Constants are declared in the defines section of knitpkg.yaml. There are two subsections, and they can be used independently or together: from_manifest and extra.

'defines' in manifest
defines:
  from_manifest:
    MANIFEST_VERSION:     version       # value of version      → #define MANIFEST_VERSION "2.0.1"
    MANIFEST_ORG:         organization  # value of organization → #define MANIFEST_ORG "douglasrechia"
    MANIFEST_AUTHOR:      author        # value of author       → #define MANIFEST_AUTHOR "Douglas Rechia"
    MANIFEST_DESCRIPTION: description   # value of description  → #define MANIFEST_DESCRIPTION "KnitPkg for Metatrader - Expert Demo"
  extra:
    MQL_STORE_VERSION:    '2.1'         # string value          → #define MQL_STORE_VERSION "2.1"
    MAX_BARS:             500           # numeric value         → #define MAX_BARS 500
    FEATURE_X_ENABLED:    true          # true                  → #define FEATURE_X_ENABLED true
    FEATURE_Y_ENABLED:    null          # null                  → #define FEATURE_Y_ENABLED 

In the from_manifest section, the generated constant value is always the value of the field as it appears in knitpkg.yaml.

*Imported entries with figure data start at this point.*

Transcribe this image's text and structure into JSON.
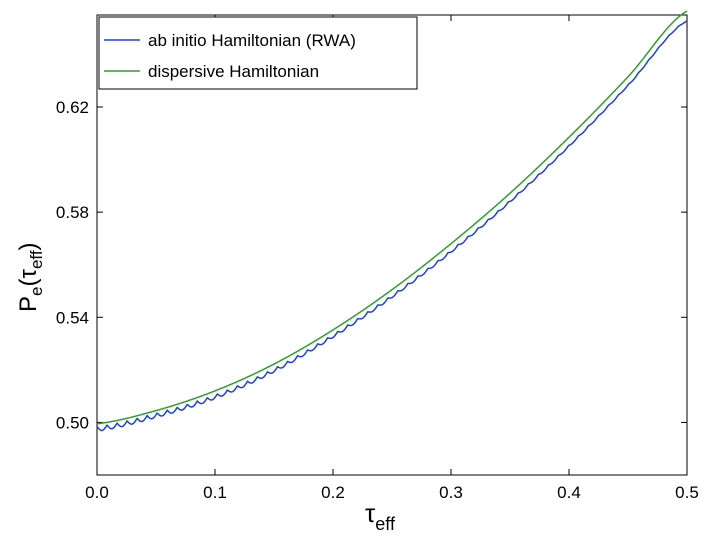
{
  "chart_data": {
    "type": "line",
    "xlabel": {
      "main": "τ",
      "sub": "eff"
    },
    "ylabel": {
      "main": "P",
      "sub": "e",
      "arg_main": "(τ",
      "arg_sub": "eff",
      "close": ")"
    },
    "xlim": [
      0.0,
      0.5
    ],
    "ylim": [
      0.48,
      0.655
    ],
    "xticks": [
      0.0,
      0.1,
      0.2,
      0.3,
      0.4,
      0.5
    ],
    "xtick_labels": [
      "0.0",
      "0.1",
      "0.2",
      "0.3",
      "0.4",
      "0.5"
    ],
    "yticks": [
      0.5,
      0.54,
      0.58,
      0.62
    ],
    "ytick_labels": [
      "0.50",
      "0.54",
      "0.58",
      "0.62"
    ],
    "grid": false,
    "legend_position": "top-left",
    "series": [
      {
        "name": "ab initio Hamiltonian (RWA)",
        "color": "#1f3fd6",
        "x": [
          0.0,
          0.05,
          0.1,
          0.15,
          0.2,
          0.25,
          0.3,
          0.35,
          0.4,
          0.45,
          0.5
        ],
        "y": [
          0.4985,
          0.5035,
          0.5105,
          0.5205,
          0.5335,
          0.5485,
          0.5655,
          0.5845,
          0.6055,
          0.6285,
          0.653
        ],
        "oscillation": {
          "amplitude": 0.0018,
          "period": 0.0085,
          "damping_to": 0.0003
        }
      },
      {
        "name": "dispersive Hamiltonian",
        "color": "#2ca02c",
        "x": [
          0.0,
          0.05,
          0.1,
          0.15,
          0.2,
          0.25,
          0.3,
          0.35,
          0.4,
          0.45,
          0.5
        ],
        "y": [
          0.4995,
          0.5045,
          0.512,
          0.5222,
          0.5352,
          0.5505,
          0.568,
          0.5872,
          0.6085,
          0.6315,
          0.6565
        ]
      }
    ]
  }
}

In the extra, a flat key/value map for constants that do not come from the manifest are defined.

Adding constants at compile time

You can inject constants directly from the command line using --define or -D. This is useful for CI pipelines, release channels, and feature flags that should not be stored in the manifest:

kp compile -D NIGHTLY
kp compile -D BUILD_TYPE=release
kp compile -D FEATURE_X_ENABLED -D MAX_BARS=500

Why this matters

The BuildInfo.mqh feature is about controlling your Expert/Indicator at compile time, instead of scattering hardcoded values and #defines across your codebase.

Some typical use cases:

  • Correct version and metadata in the EA properties
    Instead of duplicating version and description strings in multiple places, you define them once in the manifest and expose them via BuildInfo.mqh, then wire them directly into the EA "Common" tab using #property:

    #include "../knitpkg/build/BuildInfo.mqh"
    
    #property copyright   "Copyright © 2026 " + MANIFEST_AUTHOR + ". All rights reserved."
    #property link        "https://knitpkg.dev"
    #property version     (string)MQL_STORE_VERSION
    
    #property description ""
    #property description "Version: " + MANIFEST_VERSION
    #property description ""
    #property description "Description: " + MANIFEST_DESCRIPTION
    #property description "Organization: " + MANIFEST_ORG
    #property description "Author: " + MANIFEST_AUTHOR
    #property description ""
    #property description "Powered by KnitPkg for MetaTrader"
    #property description "https://knitpkg.dev"
    
  • Feature flags
    Enable or disable blocks of code without touching source files:

    kp compile -D FEATURE_RISK_MODEL_V2
    
    #include "../knitpkg/build/BuildInfo.mqh"
    
    double CalculateRisk() 
      { 
        #ifdef FEATURE_RISK_MODEL_V2 
            return NewRiskModel(); 
        #else 
            return LegacyRiskModel(); 
        #endif 
      }
    
  • Environment-specific builds
    Generate binaries for different brokers, environments or channels from the same source tree:

    kp compile -D BUILD_CHANNEL=beta 
    kp compile -D BUILD_CHANNEL=production
    
    #include "../knitpkg/build/BuildInfo.mqh"
    
    /// .....
    
    #ifdef BUILD_CHANNEL 
        Print("Build channel: ", BUILD_CHANNEL); 
    #endif
    

This way:

  • The manifest is the single source of truth for your project metadata.
  • BuildInfo.mqh turns that metadata (plus any -D flags) into compile-time constants.
  • Your MQL code stays clean and declarative, focusing on logic instead of plumbing values around.

Together with kp compile --define / -D, this gives you a light but powerful build system for MQL: from a single codebase, you can produce multiple variants (debug, store, internal, nightly, broker-specific, etc.) just by changing compile-time constants — no branching, no manual edits.